Fairseq: How to reproduce fine tuning EN-RO with mbart?

Created on 24 Apr 2020  ·  4Comments  ·  Source: pytorch/fairseq

❓ Questions and Help

I followed the fine-tuning example described in here: https://github.com/pytorch/fairseq/blob/master/examples/mbart/README.md
However I didn't manage to reproduce the results described in the paper for EN-RO translation.

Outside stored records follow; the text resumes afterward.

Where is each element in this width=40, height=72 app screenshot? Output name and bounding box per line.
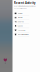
- staticText: Across all devices: [14, 8, 27, 9]
- button[interactable]: Shared: [12, 20, 40, 24]
- staticText: Saved: [18, 25, 23, 27]
- staticText: Everything that happened today: [14, 5, 36, 7]
- button[interactable]: Photos: [12, 11, 40, 16]
- staticText: Recent Activity: [14, 1, 36, 5]
- button[interactable]: Favourites: [12, 28, 40, 32]
- staticText: Photos: [18, 12, 23, 14]
- staticText: Shared: [18, 21, 24, 23]
- staticText: Favourites: [18, 29, 26, 31]
- button[interactable]: Saved: [12, 24, 40, 28]
- button[interactable]: Albums: [12, 16, 40, 20]
- staticText: Recently Deleted: [18, 34, 29, 35]
- button[interactable]: Recently Deleted: [12, 32, 40, 36]
- staticText: Albums: [18, 17, 23, 18]
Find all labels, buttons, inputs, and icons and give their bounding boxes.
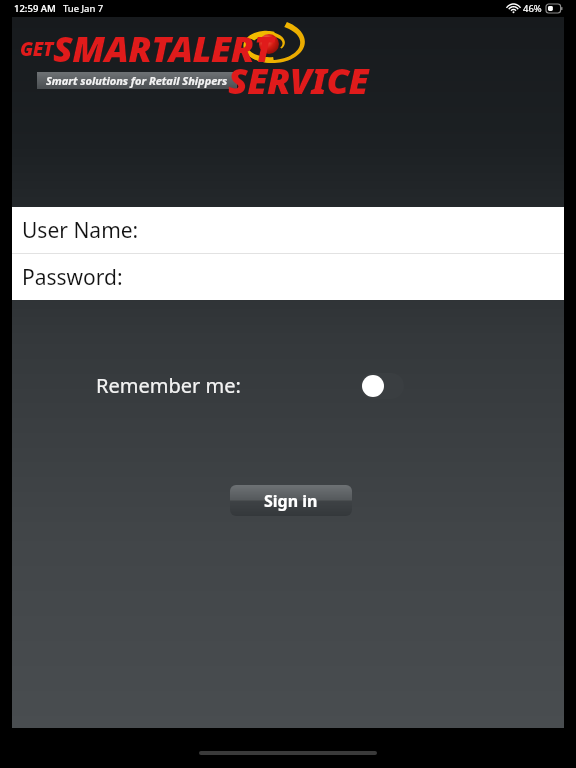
- staticText: 46%: [523, 2, 542, 15]
- staticText: Smart solutions for Retail Shippers: [46, 73, 228, 88]
- button[interactable]: Password:: [12, 254, 564, 300]
- staticText: GET: [20, 36, 53, 62]
- staticText: User Name:: [22, 216, 139, 245]
- staticText: 12:59 AM: [14, 2, 56, 15]
- staticText: SMARTALERT: [53, 24, 274, 73]
- staticText: Remember me:: [96, 372, 241, 399]
- staticText: Sign in: [264, 490, 318, 512]
- button[interactable]: Remember me toggle: [360, 373, 404, 399]
- button[interactable]: Sign in: [230, 485, 352, 516]
- staticText: Password:: [22, 263, 123, 292]
- button[interactable]: User Name:: [12, 207, 564, 253]
- staticText: SERVICE: [228, 56, 369, 105]
- staticText: Tue Jan 7: [63, 2, 104, 15]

How to reproduce fine tuning with mbart?

  1. Can you clarify where did you get the data and how did you preprocess it for training in more detail? Did you use anything else for preparaing data than:
  2. https://github.com/pytorch/fairseq/blob/master/examples/mbart/README.md#bpe-data-1
  3. https://github.com/pytorch/fairseq/blob/master/examples/mbart/README.md#preprocess-data
  4. What setup did you use for training? Did you use 256 Nvidia V100 GPUs (32GB)? How would it be possible to reproduce this with 8 Nvidia V100 GPUs (16GB)? How would the learning rate and batch size need to be changed?

Code

Code from here: https://github.com/pytorch/fairseq/blob/master/examples/mbart/README.md
Modified training script only with these changes:
--memory-efficient-fp16
--max-sentences 8
--required-batch-size-multiple 8

What have you tried?

Trained with described setup and got BLEU of 2.3 only.

What's your environment?

  • fairseq Version (master - from commit 57526c63433c0b1c997fc91c0881867532567266):
  • PyTorch Version (1.4.0)
  • OS (Ubuntu 18.04):
  • How you installed fairseq (pip install --editable ., https://github.com/pytorch/fairseq/commit/57526c63433c0b1c997fc91c0881867532567266):
  • Python version: 3.6.6
  • CUDA/cuDNN version: 10.0/7
  • GPU models and configuration: aws 8xV100
documentation

Most helpful comment

You should find #1758 useful (it’d be nice if they updated the documentation here).

All 4 comments

CC @ngoyal2707

You should find #1758 useful (it’d be nice if they updated the documentation here).

Thanks @mjpost
I found that issue really useful and that's how I validated the fine-tuned model.
However the question remains, how to reproduce fine-tuning results for en-ro translation? (Meaning training the base model (mbart.CC25) on en-ro data)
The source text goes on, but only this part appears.